Writing in the 2 February issue of the journal Physical Review Letters, engineering physics professor Walter Drugan proves that a composite material can be stable overall even if it contains a material having a negative stiffness, or one unstable by itself – as long as it is contained within another material that is sufficiently stable. “It’s saying you’re allowed to use a much wider range of properties for one of the two materials,” he says.
Comprising everything from golf clubs and bicycle frames to bridge beams and airplane wings, composite materials – or materials made by combining multiple distinct materials – deliver advantages over conventional materials including high stiffness, strength, lightness, hardness, fracture resistance or economy.
“The idea is that you have one material with some great properties, but it also has some disadvantages, so you combine it with another material to try to ameliorate the disadvantages and get the best of both,” says Drugan.
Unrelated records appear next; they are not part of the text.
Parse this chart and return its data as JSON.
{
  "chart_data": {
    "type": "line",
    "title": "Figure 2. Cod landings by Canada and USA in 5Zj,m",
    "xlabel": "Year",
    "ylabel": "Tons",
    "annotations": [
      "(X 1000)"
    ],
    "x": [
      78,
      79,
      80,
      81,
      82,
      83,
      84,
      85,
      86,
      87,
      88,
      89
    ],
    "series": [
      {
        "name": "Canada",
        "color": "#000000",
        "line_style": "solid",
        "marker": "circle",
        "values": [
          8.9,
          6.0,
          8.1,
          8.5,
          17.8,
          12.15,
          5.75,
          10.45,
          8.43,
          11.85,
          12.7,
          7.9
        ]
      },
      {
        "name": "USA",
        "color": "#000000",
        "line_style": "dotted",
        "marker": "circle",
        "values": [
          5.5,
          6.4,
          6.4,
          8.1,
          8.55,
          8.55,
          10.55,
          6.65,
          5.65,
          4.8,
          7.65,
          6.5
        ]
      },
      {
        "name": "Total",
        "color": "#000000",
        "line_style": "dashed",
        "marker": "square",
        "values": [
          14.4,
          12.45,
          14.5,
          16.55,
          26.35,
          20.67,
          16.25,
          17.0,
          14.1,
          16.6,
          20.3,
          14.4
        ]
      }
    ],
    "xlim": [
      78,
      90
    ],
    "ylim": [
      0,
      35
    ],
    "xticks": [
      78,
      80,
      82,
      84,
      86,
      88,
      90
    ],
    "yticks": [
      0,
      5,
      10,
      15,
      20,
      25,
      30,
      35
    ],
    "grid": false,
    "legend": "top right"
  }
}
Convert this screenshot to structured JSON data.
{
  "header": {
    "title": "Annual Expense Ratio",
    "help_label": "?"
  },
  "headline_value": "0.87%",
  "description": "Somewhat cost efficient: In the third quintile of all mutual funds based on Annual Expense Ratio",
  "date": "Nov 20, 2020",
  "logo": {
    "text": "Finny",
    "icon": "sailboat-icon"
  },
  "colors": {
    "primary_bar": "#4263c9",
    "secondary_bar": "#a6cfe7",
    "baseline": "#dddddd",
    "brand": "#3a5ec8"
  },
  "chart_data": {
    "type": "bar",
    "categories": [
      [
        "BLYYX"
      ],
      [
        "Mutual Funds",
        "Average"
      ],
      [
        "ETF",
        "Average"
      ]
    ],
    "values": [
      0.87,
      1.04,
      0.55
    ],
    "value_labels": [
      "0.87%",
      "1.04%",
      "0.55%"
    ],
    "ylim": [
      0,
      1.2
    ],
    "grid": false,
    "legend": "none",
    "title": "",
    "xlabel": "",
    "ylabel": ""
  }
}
Until now, materials engineers adhered to proven mathematical limits on composite performance, he says. “For example, if you give me two materials and one has one stiffness and the other has another stiffness, there are rigorous mathematical bounds that show that with these two materials, you cannot make a material that has a stiffness greater than this upper bound,” says Drugan. “However, all these theoretical limits are based on the assumption that every material in the composite has a positive stiffness. In other words, that every material is stable by itself.”
When slightly disturbed, stable materials, like those with positive stiffness, return easily to their original state. A slightly compressed spring, for example, bounces back after the compression force is removed. Unstable materials, like those with negative stiffness, quickly collapse or undergo a large, rapid deformation at the slightest perturbation. In an example from the structures field, if a vertical column supports a load that becomes too great, even a slight disturbance can cause the column to buckle.
The idea of incorporating a material with negative stiffness into a composite designed to be highly stiff originated with UW-Madison Wisconsin distinguished professor of engineering physics Roderic Lakes, says Drugan.
Six years ago Lakes noticed that, in the mathematical formulas that predict how a composite will perform based on its component material properties, employing a material with a suitably chosen negative stiffness theoretically would yield an infinitely stiff composite.
Lakes took his ideas into the lab, where he created such a composite by embedding a material that behaved like one with negative stiffness in a matrix of a material with positive stiffness-somewhat like the shell of a golf ball surrounds its core. Through dynamic experiments, conducted under oscillatory loading, he showed that the composite stiffness was greater than the mathematical bounds indicated it could be, given the combination of materials.
Lakes and Drugan, who have had a continuing research collaboration on this topic, published a 2002 paper in the Journal of the Mechanics and Physics of Solids in which they showed that if a composite material containing a negative-stiffness phase could be stable, and if they tuned the negative stiffness the right way, the predicted composite property could be infinite stiffness for a broad range of composite materials.
Then Drugan set out to prove theoretically that such a material can be stable under static loading. “In general this is a very challenging problem, but I finally found a clean way to analyse it,” he says.
Drugan hopes his proof will awaken materials engineers to a new, broad range of possibilities for making composite materials.
Safety is a fireproof ceramic
Meanwhile, Ceram Polymerik has launched a novel material that transforms plastics and rubbers into a fireproof ceramic during a fire. In doing so, it acts as a fire barrier and flame retardant stable to above 1000ºC
The Australian company is hoping that its new product will have a big impact on the US$12bn global passive fire protection market. The market for flame retardants and fire barriers alone is estimated to reach US$6bn by 2015. Worldwide fire accidents cause more than 70000 deaths and US$115bn of property damage
a year.
Passive fire protection materials using this technology will offer added safety to the public and reduce damage to buildings and their contents. This enables rescue and emergency services to undertake their work in a more controlled environment.
In conventional polymer composites such as plastics and rubbers, inorganic components such as talc and calcium carbonate are widely used as fillers and for reinforcement. When burnt in a fire, these conventional polymers melt, adding fuel to the fire and leaving behind a powdery ash.
With Ceram Polymerik Ceramifiable Technology the resulting material is a hard self-supporting ceramic composition that provides a barrier to fire. This patented technology performs well in most types of plastics and rubbers, allowing products to be made which are relatively soft and flexible or quite rigid depending on the required application.